All up in your business
Why is SMUD helping to pay to bring Sarah Palin and Howard Deanto town? Are they hoping to develop some new source of renewable energy based on hot air?
Bites is talking, of course, about the Perspectives event put on every year by the Sacramento Metro Chamber of Commerce.
In the past, speakers have included Rush Limbaugh, the late Molly Ivins, Robert Kennedy Jr. and Karl Rove.
This year, the headliners are Palin and Dean, along with a couple of motivational-speaker types, who will no doubt pack the Sacramento Convention Center on October 15.
As a public agency, SMUD is strictly forbidden from getting involved in politics. Yet every year, SMUD and Sacramento Regional Transit pony up as event sponsors, helping pay the most partisan of politicians to come flap their gums for the enjoyment of Sacramento’s business elite.
This year, SMUD’s in for about $5,000, in exchange for some event tickets and the right to put up an exhibit booth during the event. Likewise, RT gives about $3,000 for the Perspectives event.
Bites doesn’t begrudge some of the event sponsors, like PG&E and The Sacramento Bee, for doing their thing.

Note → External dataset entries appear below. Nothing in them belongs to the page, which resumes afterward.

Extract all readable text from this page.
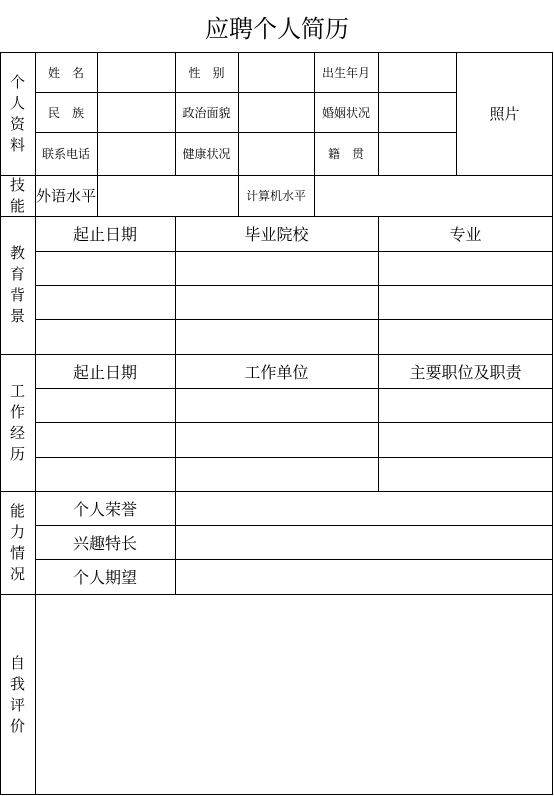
应聘个人简历
个
人
资
料
姓　名	性　别	出生年月
民　族	政治面貌	婚姻状况
联系电话	健康状况	籍　贯
照片
技
能
外语水平	计算机水平
教
育
背
景
起止日期	毕业院校	专业
工
作
经
历
起止日期	工作单位	主要职位及职责
能
力
情
况
个人荣誉
兴趣特长
个人期望
自
我
评
价
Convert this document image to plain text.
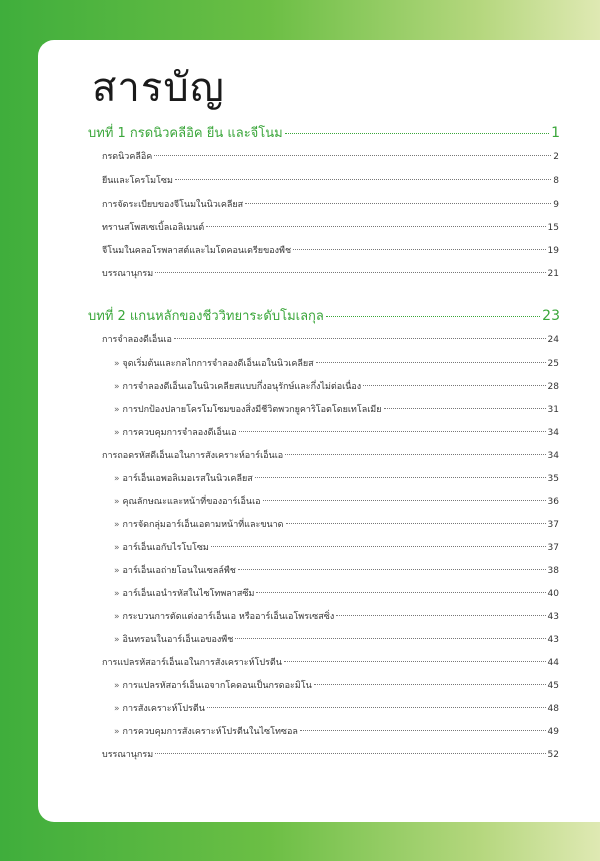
สารบัญ
บทที่ 1 กรดนิวคลีอิค ยีน และจีโนม	1
กรดนิวคลีอิค	2
ยีนและโครโมโซม	8
การจัดระเบียบของจีโนมในนิวเคลียส	9
ทรานสโพสเซเบิ้ลเอลิเมนต์	15
จีโนมในคลอโรพลาสต์และไมโตคอนเดรียของพืช	19
บรรณานุกรม	21
บทที่ 2 แกนหลักของชีววิทยาระดับโมเลกุล	23
การจำลองดีเอ็นเอ	24
» จุดเริ่มต้นและกลไกการจำลองดีเอ็นเอในนิวเคลียส	25
» การจำลองดีเอ็นเอในนิวเคลียสแบบกึ่งอนุรักษ์และกึ่งไม่ต่อเนื่อง	28
» การปกป้องปลายโครโมโซมของสิ่งมีชีวิตพวกยูคาริโอตโดยเทโลเมีย	31
» การควบคุมการจำลองดีเอ็นเอ	34
การถอดรหัสดีเอ็นเอในการสังเคราะห์อาร์เอ็นเอ	34
» อาร์เอ็นเอพอลิเมอเรสในนิวเคลียส	35
» คุณลักษณะและหน้าที่ของอาร์เอ็นเอ	36
» การจัดกลุ่มอาร์เอ็นเอตามหน้าที่และขนาด	37
» อาร์เอ็นเอกับไรโบโซม	37
» อาร์เอ็นเอถ่ายโอนในเซลล์พืช	38
» อาร์เอ็นเอนำรหัสในไซโทพลาสซึม	40
» กระบวนการตัดแต่งอาร์เอ็นเอ หรืออาร์เอ็นเอโพรเซสซิ่ง	43
» อินทรอนในอาร์เอ็นเอของพืช	43
การแปลรหัสอาร์เอ็นเอในการสังเคราะห์โปรตีน	44
» การแปลรหัสอาร์เอ็นเอจากโคดอนเป็นกรดอะมิโน	45
» การสังเคราะห์โปรตีน	48
» การควบคุมการสังเคราะห์โปรตีนในไซโทซอล	49
บรรณานุกรม	52
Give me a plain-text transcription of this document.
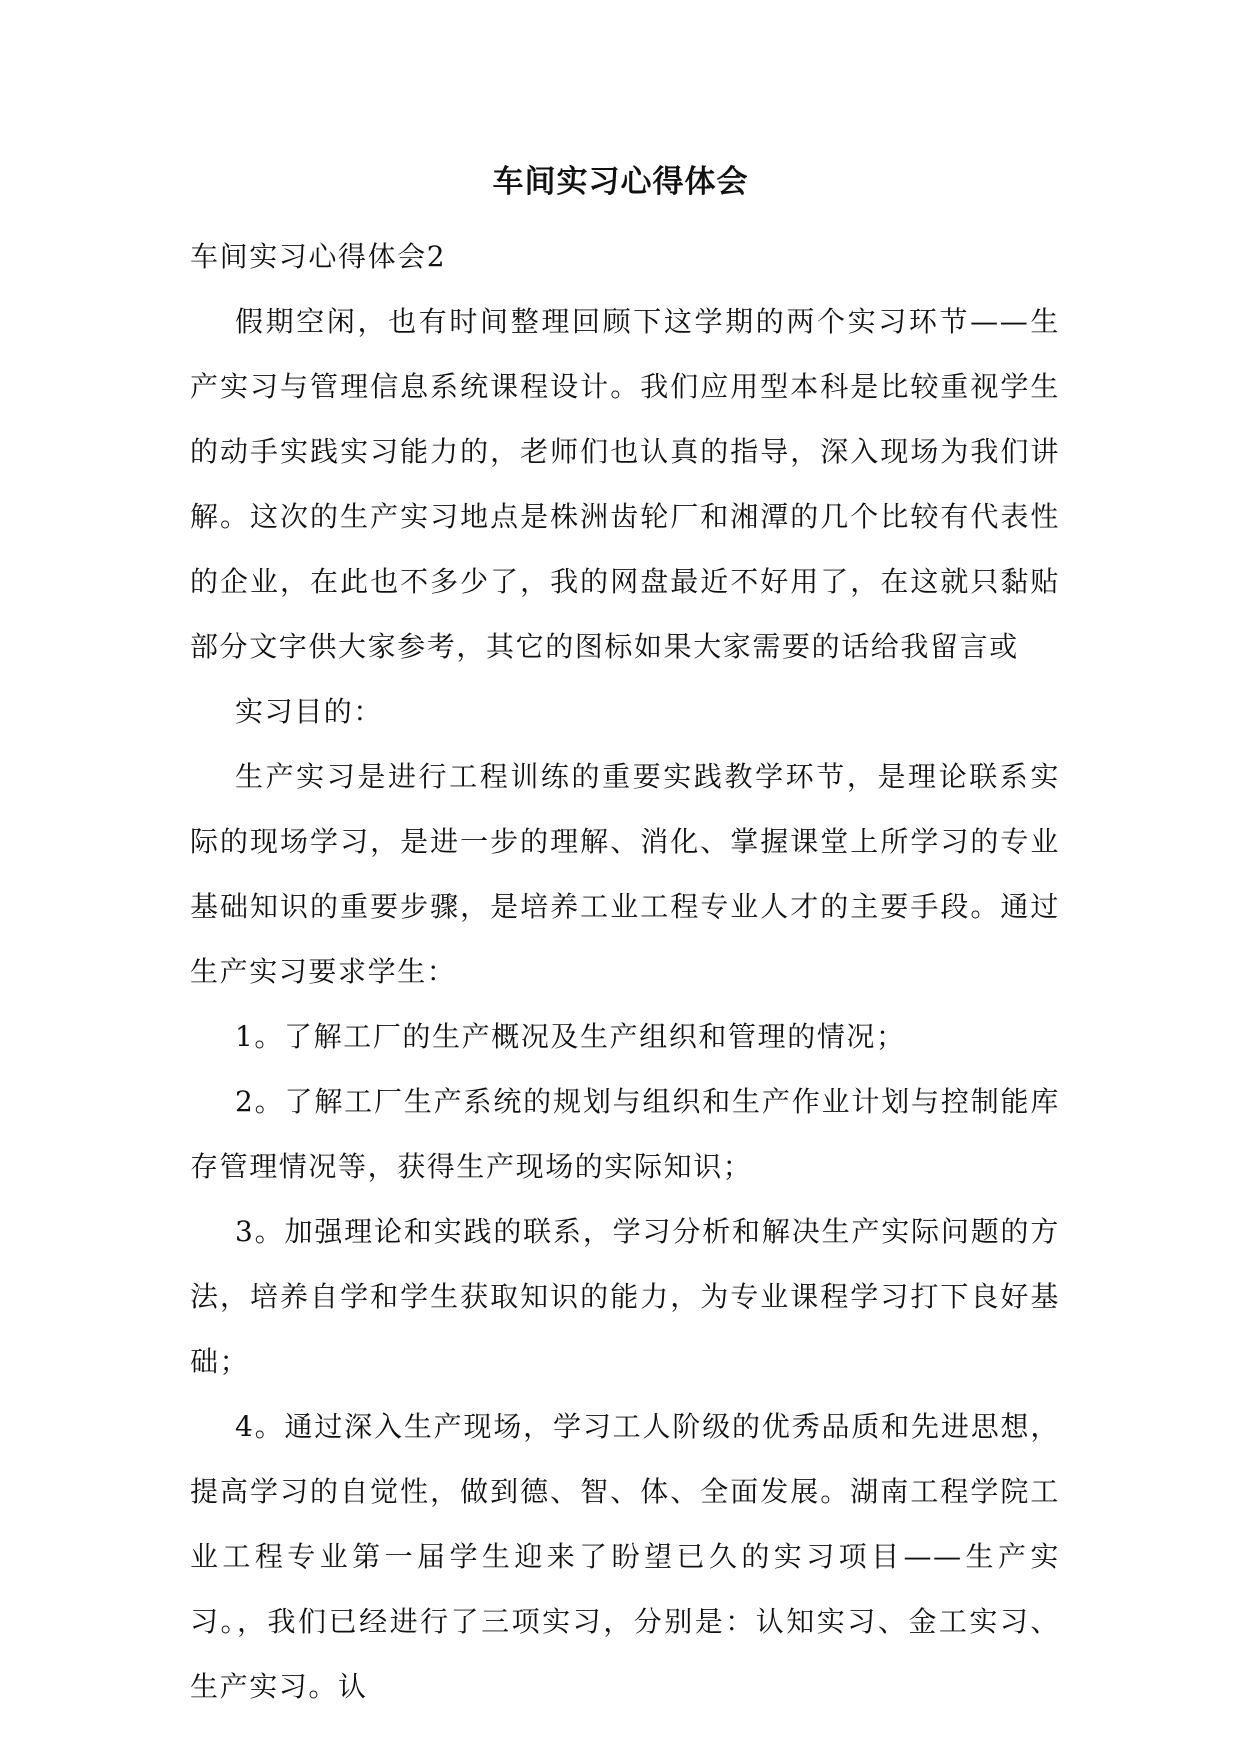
车间实习心得体会

车间实习心得体会2

假期空闲，也有时间整理回顾下这学期的两个实习环节——生产实习与管理信息系统课程设计。我们应用型本科是比较重视学生的动手实践实习能力的，老师们也认真的指导，深入现场为我们讲解。这次的生产实习地点是株洲齿轮厂和湘潭的几个比较有代表性的企业，在此也不多少了，我的网盘最近不好用了，在这就只黏贴部分文字供大家参考，其它的图标如果大家需要的话给我留言或

实习目的：

生产实习是进行工程训练的重要实践教学环节，是理论联系实际的现场学习，是进一步的理解、消化、掌握课堂上所学习的专业基础知识的重要步骤，是培养工业工程专业人才的主要手段。通过生产实习要求学生：

1。了解工厂的生产概况及生产组织和管理的情况；

2。了解工厂生产系统的规划与组织和生产作业计划与控制能库存管理情况等，获得生产现场的实际知识；

3。加强理论和实践的联系，学习分析和解决生产实际问题的方法，培养自学和学生获取知识的能力，为专业课程学习打下良好基础；

4。通过深入生产现场，学习工人阶级的优秀品质和先进思想，提高学习的自觉性，做到德、智、体、全面发展。湖南工程学院工业工程专业第一届学生迎来了盼望已久的实习项目——生产实习。，我们已经进行了三项实习，分别是：认知实习、金工实习、生产实习。认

Sure, some of that money might be better spent saving somebody’s job at 21st and Q, or maybe helping to not blow up somebody’s neighborhood in San Bruno. But, whatever: Private companies can do what they want with their money.
But why drag the public into it? As a SMUD ratepayer, Bites really doesn’t want to pay Palin’s outsized speaking fee. Dean’s, either.
Officials at both agencies say the event is just good marketing. “We get name recognition and a chance to reach out across our demographic base,” said SMUD’s Chris Capra. Maybe so, though with the Perspectives minimum ticket price going for $175, Bites wonders if there aren’t more effective ways to reach likely customers.
And if public money is going to pay Palin and Dean, shouldn’t we at least get to know how much they’re getting paid?
Nope. “Our contracts are confidential,” said Hal Silliman, communications director for the Metro Chamber.
They say elephants have long memories. Well, so do the people who profit off of elephant exploitation.
The good people at Ringling Bros. and Barnum & Bailey circus apparently haven’t forgotten what happened in Sacramento last month, when the city passed, and then clumsily attempted to enforce, an ordinance requiring humane treatment of pachyderms and other performing beasts that come through town.
The circus people protested when the city officials said some of the Ringling elephants were arthritic and should give only limited performances.
They asked for a second opinion and got it. The elephants were cleared for duty, and the show went on. Good enough?
Perhaps not. The company’s lawyers have filed a public-records request with the city, demanding copies of e-mails and other correspondence that circulated around City Hall having to do with the humane-treatment law.
The fishing expedition specifically seeks e-mails to and from Interim City Manager Gus Vina and several other city officials, as well as communication between city staff and anybody associated with The Marin Humane Society, People for the Ethical Treatment of Animals, In Defense of Animals and Born Free USA.
Sounds like quite a conspiracy. Bites tried several times to reach their attorney, John T. Kennedy, to ask what Ringling Bros. was up to. A lawsuit against the city ordinance, perhaps? But Kennedy didn’t return any of Bites’ calls.
Public records, public money, but none of your business.